Bugünkü duruşmada "Bazı yalan senaryolarla tutuklandığını" savunan Aksu, Çet'in avukatlarından Umur Yıldırım'ı "tanıklarla birebir görüşmeler yapmak" ile suçladı.

Aksu'nun savunması sırasında Çet'in önceki ilişkilerine atıf yapması ise salondaki bazı izleyiciler arasında tepkilere neden oldu. Aksu'nun, "Şule'nin vajinasında bulunan DNA kalıntısı da önceki ilişkilerinden kalma" demesi üzerine salondan, yuhalamalar ve "Ahlaksız" tepkileri yükseldi.

Diğer sanık Berk Akand ise dosyaya eklenen yeni raporlarla ilgili, "Olayı görmediğim için bilirkişi raporlarına bir şey diyemiyorum. Psikoloji raporlarına da bir şey söylememem çünkü kızı tanımıyordum" dedi.

'Pencere tam açılmazken bu kız nasıl fırlatılmış?'

Bilirkişi raporunu hazırlayan Prof. Dr. Çağlar Özdemir bugünkü duruşmada Şule Çet'in düştüğü nokta hakkında, "Binadan 4 buçuk metre uzağa düşmesi için kişinin ya kendisini itmesi ya da bir kuvvet uygulanarak ivme kazandırması gerekir" dedi.

Sanık Çağatay Aksu ise Özdemir'e, "Binadaki diğer pencerelere çarpıp uzaklaşmış olamaz mı?" diye sordu. Özdemir'in yanıtı. Hayır. Binanın fotoğraflarından anlaşıldığı üzere açık olan hiçbir pencere bulunmuyor. Kaldı ki herhangi bir yere çarpıp sekmiş olamaz" oldu.

Sanık avukatı Özdemir'e, "Pencere pervazı belli bir noktadan fazla açılmıyor.
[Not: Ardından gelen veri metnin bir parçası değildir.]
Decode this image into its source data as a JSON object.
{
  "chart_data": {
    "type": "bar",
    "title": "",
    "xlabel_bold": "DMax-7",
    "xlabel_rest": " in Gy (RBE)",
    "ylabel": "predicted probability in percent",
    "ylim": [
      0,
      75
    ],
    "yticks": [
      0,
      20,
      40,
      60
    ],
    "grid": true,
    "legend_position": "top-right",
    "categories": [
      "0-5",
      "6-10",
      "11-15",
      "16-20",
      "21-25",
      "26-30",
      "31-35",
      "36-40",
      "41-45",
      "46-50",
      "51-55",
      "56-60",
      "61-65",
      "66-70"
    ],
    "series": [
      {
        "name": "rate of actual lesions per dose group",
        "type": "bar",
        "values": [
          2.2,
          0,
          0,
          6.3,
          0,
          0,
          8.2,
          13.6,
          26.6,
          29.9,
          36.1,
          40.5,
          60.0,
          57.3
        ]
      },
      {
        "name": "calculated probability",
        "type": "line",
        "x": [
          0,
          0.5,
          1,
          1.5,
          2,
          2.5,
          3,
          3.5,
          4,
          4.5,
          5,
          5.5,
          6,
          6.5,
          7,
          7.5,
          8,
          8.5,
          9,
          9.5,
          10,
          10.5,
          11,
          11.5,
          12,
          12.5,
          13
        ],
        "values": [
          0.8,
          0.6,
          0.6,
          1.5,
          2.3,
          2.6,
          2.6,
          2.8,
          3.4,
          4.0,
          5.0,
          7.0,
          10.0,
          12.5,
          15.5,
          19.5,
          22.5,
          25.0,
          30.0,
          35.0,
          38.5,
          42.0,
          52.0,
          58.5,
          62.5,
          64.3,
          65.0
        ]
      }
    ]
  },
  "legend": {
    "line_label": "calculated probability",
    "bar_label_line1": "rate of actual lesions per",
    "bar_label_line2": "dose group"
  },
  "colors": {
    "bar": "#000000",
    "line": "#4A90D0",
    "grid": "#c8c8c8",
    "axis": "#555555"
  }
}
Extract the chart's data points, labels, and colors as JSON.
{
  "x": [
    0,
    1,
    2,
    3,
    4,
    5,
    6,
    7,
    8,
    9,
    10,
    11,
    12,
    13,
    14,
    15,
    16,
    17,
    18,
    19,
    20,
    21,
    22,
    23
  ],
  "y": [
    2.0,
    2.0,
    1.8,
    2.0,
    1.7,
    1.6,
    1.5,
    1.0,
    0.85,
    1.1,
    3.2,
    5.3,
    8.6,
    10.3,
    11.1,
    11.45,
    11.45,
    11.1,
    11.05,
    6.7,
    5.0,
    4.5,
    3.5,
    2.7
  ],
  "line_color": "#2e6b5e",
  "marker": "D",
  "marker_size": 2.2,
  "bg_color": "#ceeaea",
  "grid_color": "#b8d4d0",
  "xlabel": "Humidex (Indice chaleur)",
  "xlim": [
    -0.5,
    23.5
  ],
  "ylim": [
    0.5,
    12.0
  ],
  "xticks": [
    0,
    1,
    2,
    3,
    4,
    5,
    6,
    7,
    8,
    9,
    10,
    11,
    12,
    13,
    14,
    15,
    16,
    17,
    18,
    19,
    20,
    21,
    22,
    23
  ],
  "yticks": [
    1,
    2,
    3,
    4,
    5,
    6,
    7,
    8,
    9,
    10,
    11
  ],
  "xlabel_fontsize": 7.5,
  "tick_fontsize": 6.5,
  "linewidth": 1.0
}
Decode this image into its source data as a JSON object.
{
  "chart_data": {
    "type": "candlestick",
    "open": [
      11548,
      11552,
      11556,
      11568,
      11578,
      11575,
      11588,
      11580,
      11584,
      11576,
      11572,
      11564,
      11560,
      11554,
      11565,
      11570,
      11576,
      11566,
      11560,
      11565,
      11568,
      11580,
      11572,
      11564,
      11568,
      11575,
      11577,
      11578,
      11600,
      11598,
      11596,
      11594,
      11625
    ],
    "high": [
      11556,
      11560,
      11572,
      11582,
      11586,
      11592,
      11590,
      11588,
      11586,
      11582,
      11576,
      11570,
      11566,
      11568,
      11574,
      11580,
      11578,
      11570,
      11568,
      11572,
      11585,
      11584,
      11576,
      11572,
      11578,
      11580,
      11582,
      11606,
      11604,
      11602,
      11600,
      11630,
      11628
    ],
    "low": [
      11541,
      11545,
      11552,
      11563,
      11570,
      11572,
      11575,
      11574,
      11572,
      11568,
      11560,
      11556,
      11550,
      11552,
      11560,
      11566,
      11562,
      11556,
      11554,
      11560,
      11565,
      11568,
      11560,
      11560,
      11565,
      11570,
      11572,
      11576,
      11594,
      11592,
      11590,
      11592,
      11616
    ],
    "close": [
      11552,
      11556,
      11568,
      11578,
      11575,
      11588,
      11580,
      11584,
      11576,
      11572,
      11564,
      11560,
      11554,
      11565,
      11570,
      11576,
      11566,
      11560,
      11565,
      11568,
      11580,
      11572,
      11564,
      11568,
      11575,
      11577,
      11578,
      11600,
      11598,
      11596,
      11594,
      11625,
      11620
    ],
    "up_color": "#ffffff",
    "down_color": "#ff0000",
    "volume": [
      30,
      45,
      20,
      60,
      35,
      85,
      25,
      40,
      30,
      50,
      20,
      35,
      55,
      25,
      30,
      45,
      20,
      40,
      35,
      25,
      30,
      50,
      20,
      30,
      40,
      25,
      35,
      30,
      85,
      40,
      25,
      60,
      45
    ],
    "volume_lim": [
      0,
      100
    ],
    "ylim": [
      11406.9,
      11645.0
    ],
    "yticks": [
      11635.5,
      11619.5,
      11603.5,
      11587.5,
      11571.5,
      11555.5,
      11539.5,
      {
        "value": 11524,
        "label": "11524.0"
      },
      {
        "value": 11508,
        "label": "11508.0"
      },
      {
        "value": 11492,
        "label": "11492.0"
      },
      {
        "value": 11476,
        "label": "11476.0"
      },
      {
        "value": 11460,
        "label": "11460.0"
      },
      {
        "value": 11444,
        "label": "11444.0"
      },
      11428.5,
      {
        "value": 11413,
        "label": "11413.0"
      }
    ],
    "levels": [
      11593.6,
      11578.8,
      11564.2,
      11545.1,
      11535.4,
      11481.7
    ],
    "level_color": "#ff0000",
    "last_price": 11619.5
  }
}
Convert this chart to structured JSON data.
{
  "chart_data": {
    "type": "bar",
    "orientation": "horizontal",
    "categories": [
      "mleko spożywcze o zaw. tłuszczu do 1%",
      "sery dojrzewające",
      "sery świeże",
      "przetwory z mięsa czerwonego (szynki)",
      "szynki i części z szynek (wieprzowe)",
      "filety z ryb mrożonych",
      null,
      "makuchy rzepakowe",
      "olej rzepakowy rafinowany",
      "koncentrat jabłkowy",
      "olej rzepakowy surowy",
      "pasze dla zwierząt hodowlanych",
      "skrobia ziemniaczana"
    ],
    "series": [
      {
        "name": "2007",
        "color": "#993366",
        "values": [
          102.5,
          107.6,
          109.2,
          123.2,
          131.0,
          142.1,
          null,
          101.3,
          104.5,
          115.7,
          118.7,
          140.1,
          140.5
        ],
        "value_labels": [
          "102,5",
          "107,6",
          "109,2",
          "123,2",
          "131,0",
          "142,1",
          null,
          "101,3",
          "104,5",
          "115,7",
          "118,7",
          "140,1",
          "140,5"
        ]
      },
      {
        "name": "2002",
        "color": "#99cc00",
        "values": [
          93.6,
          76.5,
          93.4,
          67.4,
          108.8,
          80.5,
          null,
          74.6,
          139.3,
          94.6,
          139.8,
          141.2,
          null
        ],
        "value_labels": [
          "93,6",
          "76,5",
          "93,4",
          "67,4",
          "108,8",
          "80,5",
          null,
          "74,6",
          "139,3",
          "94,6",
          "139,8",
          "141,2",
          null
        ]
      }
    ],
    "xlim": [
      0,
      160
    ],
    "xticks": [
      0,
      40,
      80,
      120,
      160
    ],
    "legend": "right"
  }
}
Ne birinin onu ileri ivmeli atma ihtimali var ne de kızın kendini ileri atma ihtimali var. Pencere açılmıyorken bu kız nasıl ileri fırlatılmış?" diye sordu.

Özdemir ise pencere açıklığının yaklaşık 50-55 cm olduğunu ve birinin aşağı atılması durumunda pencerenin pozisyonun yukarıda kalacağını ve kişinin savrularak atılmasının mümkün olduğunu söyledi.

'Duruşmalar izleyicilere kapalı olsun'

Çağatay Aksu'nun avukatı Ekmen, 'Sosyal medyanın bu davadaki her şeyi etkilediğini düşünüyoruz' diyerek, duruşmaların izleyicilere kapalı olarak yapılmasını talep etti.

Mahkeme salonuna girip çıkarken, davayı izlemeye gelen kalabalık tarafından taciz edildiklerini iddia eden Ekmen, mahkeme salonunda da "yuhalandıklarını" söyledi.

Ekmen'in konuşma sırasında izleyicilerden bir kadın, "Kaç para aldınız katilleri savunmak için" diye seslendi.

Bunun üzerine Ekmen, "Görüyorsunuz. Engizisyon mahkemelerine döndü. Artık hocalar da bilirkişi raporu hazırlamaya korkuyor" dedi.

Sanıklar Berk Akand ve Çağatay Aksu hakkında iddianamede "kasten öldürme", "cinsel saldırı ve hürriyetten yoksun bırakma" suçlarından ayrı ayrı ağırlaştırılmış müebbet ve 39 yıla kadar hapis istemi bulunuyor.

Duruşmada sanıkların tutukluluk hallerinin devamına karar verildi.

Bir sonraki duruşma tarihi 20 Kasım olarak belirlendi.